Best Practices and Avoiding False Positives
We have some suggestions on how to interpret Pulse in a scientifically-sound way:
- Have a hypothesis in mind before viewing Pulse. What are the metric(s) you expect to shift due to the change you made? What else could have happened? What are signs it has gone wrong?
- Establish a small set of key metrics that are directly related to your hypothesis and would most directly establish that the experiment worked. Having more than a handful of key metrics is usually a sign of an ill-defined hypothesis or shotgun experimentation. Examining too many metrics will lead to a higher false positive rate (seeing results when only statistical noise exists).
- Avoid cherry-picking results. For example, don't selectively pick three metrics that look good, but ignore the two that don't. Also avoid picking "good" or "bad" numbers that have no connection to your hypothesis. Context matters a lot, and statistically-significant results should have a plausible explanation (false positive can be a plausible explanation).
- Seeing multiple (independent) effects that are consistent with a plausible story lends credibility that the observed effects are real, even with borderline p-values.
- Expect to see false positives and be suspicious of statistically significant results with borderline p-values.
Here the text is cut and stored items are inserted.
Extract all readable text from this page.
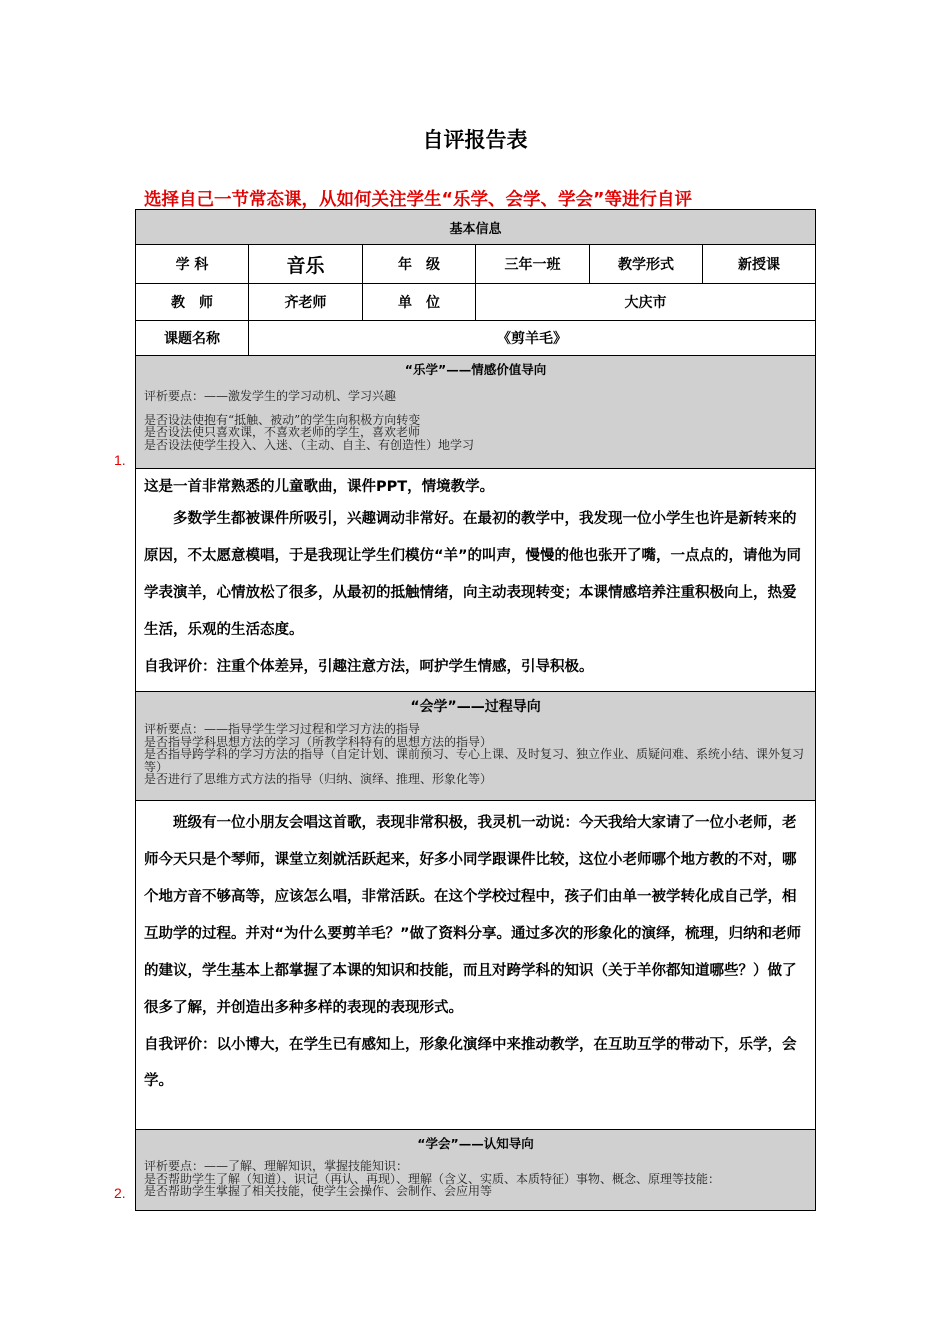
自评报告表
选择自己一节常态课，从如何关注学生“乐学、会学、学会”等进行自评
1.
2.
基本信息					
学 科	音乐	年　级	三年一班	教学形式	新授课
教　师	齐老师	单　位	大庆市		
课题名称	《剪羊毛》				

“乐学”——情感价值导向
评析要点：——激发学生的学习动机、学习兴趣
是否设法使抱有“抵触、被动”的学生向积极方向转变
是否设法使只喜欢课，不喜欢老师的学生，喜欢老师
是否设法使学生投入、入迷、（主动、自主、有创造性）地学习					

这是一首非常熟悉的儿童歌曲，课件PPT，情境教学。

　　多数学生都被课件所吸引，兴趣调动非常好。在最初的教学中，我发现一位小学生也许是新转来的原因，不太愿意模唱，于是我现让学生们模仿“羊”的叫声，慢慢的他也张开了嘴，一点点的，请他为同学表演羊，心情放松了很多，从最初的抵触情绪，向主动表现转变；本课情感培养注重积极向上，热爱生活，乐观的生活态度。

自我评价：注重个体差异，引趣注意方法，呵护学生情感，引导积极。					

“会学”——过程导向
评析要点：——指导学生学习过程和学习方法的指导
是否指导学科思想方法的学习（所教学科特有的思想方法的指导）
是否指导跨学科的学习方法的指导（自定计划、课前预习、专心上课、及时复习、独立作业、质疑问难、系统小结、课外复习等）
是否进行了思维方式方法的指导（归纳、演绎、推理、形象化等）					

　　班级有一位小朋友会唱这首歌，表现非常积极，我灵机一动说：今天我给大家请了一位小老师，老师今天只是个琴师，课堂立刻就活跃起来，好多小同学跟课件比较，这位小老师哪个地方教的不对，哪个地方音不够高等，应该怎么唱，非常活跃。在这个学校过程中，孩子们由单一被学转化成自己学，相互助学的过程。并对“为什么要剪羊毛？”做了资料分享。通过多次的形象化的演绎，梳理，归纳和老师的建议，学生基本上都掌握了本课的知识和技能，而且对跨学科的知识（关于羊你都知道哪些？）做了很多了解，并创造出多种多样的表现的表现形式。

自我评价：以小博大，在学生已有感知上，形象化演绎中来推动教学，在互助互学的带动下，乐学，会学。					

“学会”——认知导向
评析要点：——了解、理解知识，掌握技能知识：
是否帮助学生了解（知道）、识记（再认、再现）、理解（含义、实质、本质特征）事物、概念、原理等技能：
是否帮助学生掌握了相关技能，使学生会操作、会制作、会应用等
For example, a 95% confidence interval (5% significance level) is expected to turn up one statistically significant metric out of twenty due purely to random chance. This number goes up if you start to include borderline metrics (eg. p = 0.06).
- Look beyond your hypothesis. What other effects can you find? Are there tradeoffs? Are there unexpected behaviors? These can reveal information about your users and how they interact with your product. They are often the source of follow-up experiments and new ideas.